Understanding how plants respond to microgravity also is important for future long-duration space missions and the crews that will need to grow their own food. The Passive Orbital Nutrient Delivery System (PONDS) arriving on Dragon uses a newly-developed passive nutrient delivery system and the Veggie plant growth facility currently aboard the space station to cultivate leafy greens. These greens will be harvested and eaten by the crew, with samples also being returned to Earth for analysis.
Dragon also is carrying an Earth observatory that will study severe thunderstorms and their role in the Earth’s atmosphere and climate, as well as upgrade equipment for the station’s carbon dioxide removal system, external high-definition camera components, and a new printer for the station’s crew.
This is SpaceX’s 14th cargo mission to the space station under NASA’s Commercial Resupply Services contract. Dragon is scheduled to depart the station in May and return to Earth with more than 3,500 pounds of research, hardware and crew supplies.

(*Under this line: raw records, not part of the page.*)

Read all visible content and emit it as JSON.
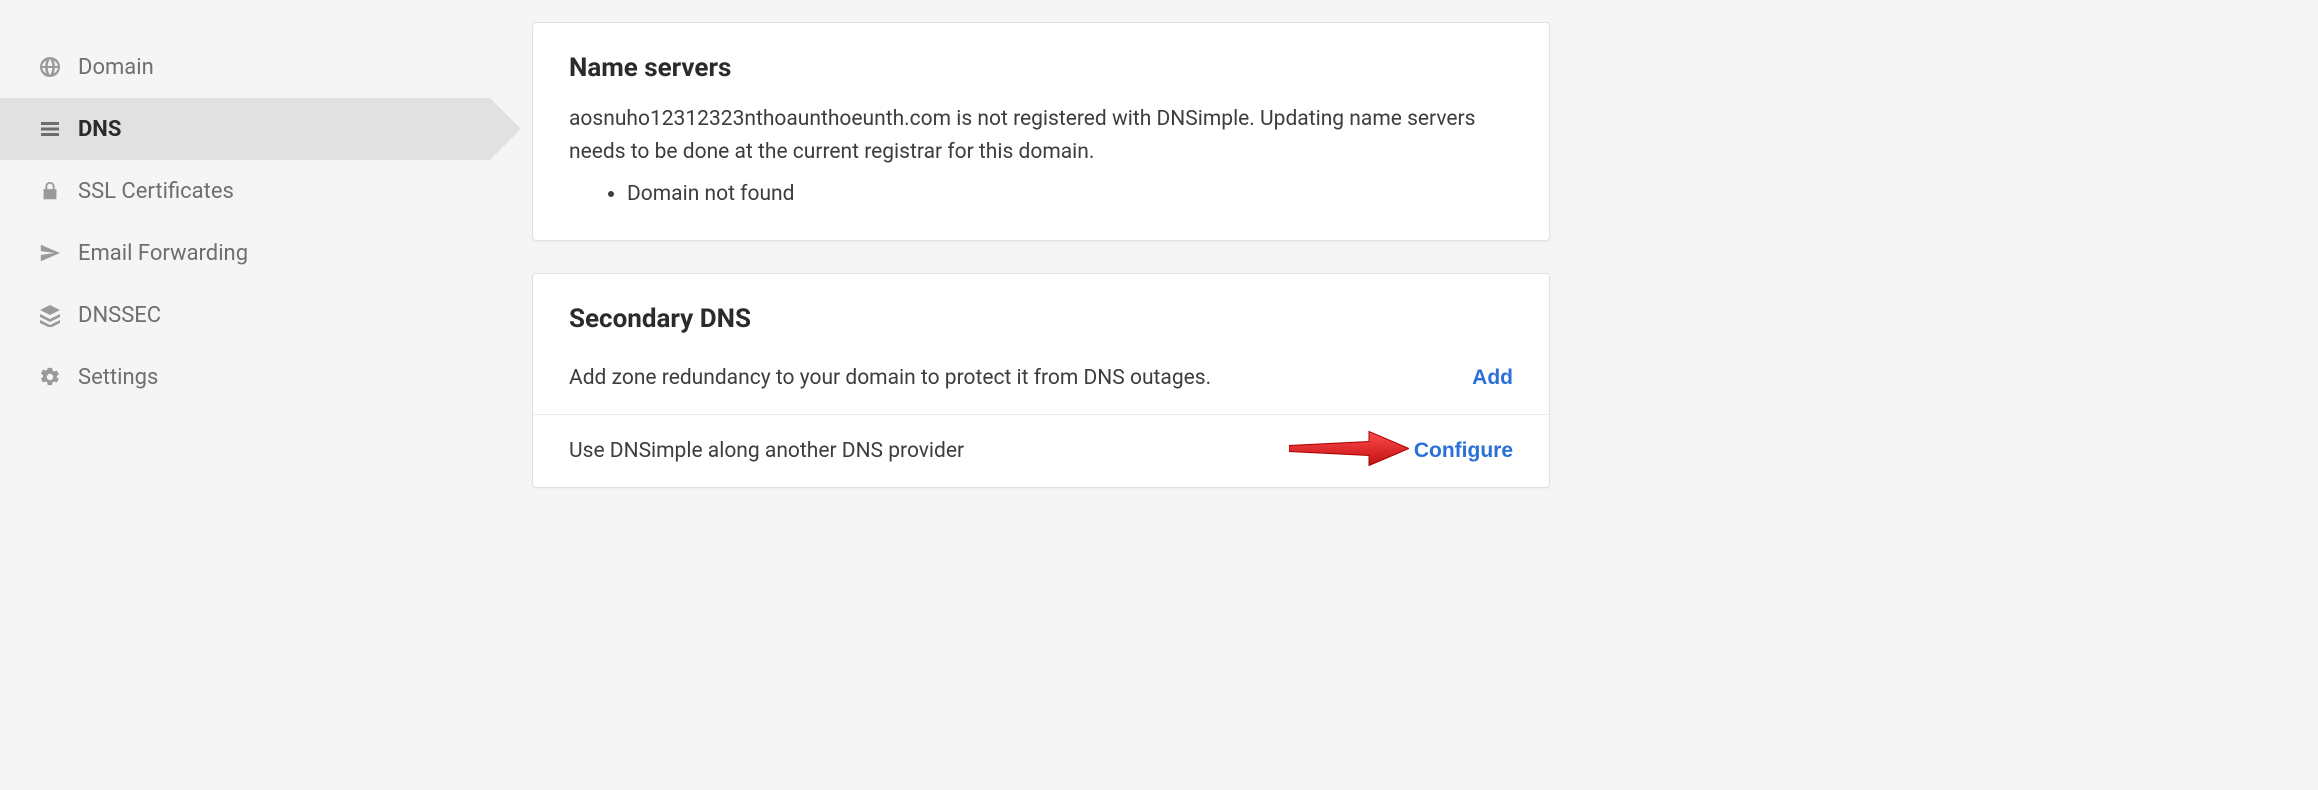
{
  "sidebar": {
    "items": [
      {
        "label": "Domain"
      },
      {
        "label": "DNS"
      },
      {
        "label": "SSL Certificates"
      },
      {
        "label": "Email Forwarding"
      },
      {
        "label": "DNSSEC"
      },
      {
        "label": "Settings"
      }
    ]
  },
  "nameservers": {
    "title": "Name servers",
    "body": "aosnuho12312323nthoaunthoeunth.com is not registered with DNSimple. Updating name servers needs to be done at the current registrar for this domain.",
    "bullets": [
      "Domain not found"
    ]
  },
  "secondary": {
    "title": "Secondary DNS",
    "rows": [
      {
        "text": "Add zone redundancy to your domain to protect it from DNS outages.",
        "action": "Add"
      },
      {
        "text": "Use DNSimple along another DNS provider",
        "action": "Configure"
      }
    ]
  }
}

For more than 17 years, humans have lived and worked continuously aboard the International Space Station, advancing scientific knowledge and demonstrating new technologies, making research breakthroughs not possible on Earth that will enable long-duration human and robotic exploration into deep space. A global endeavor, more than 200 people from 18 countries have visited the unique microgravity laboratory that has hosted more than 2,300 research investigations from researchers in more than 100 countries.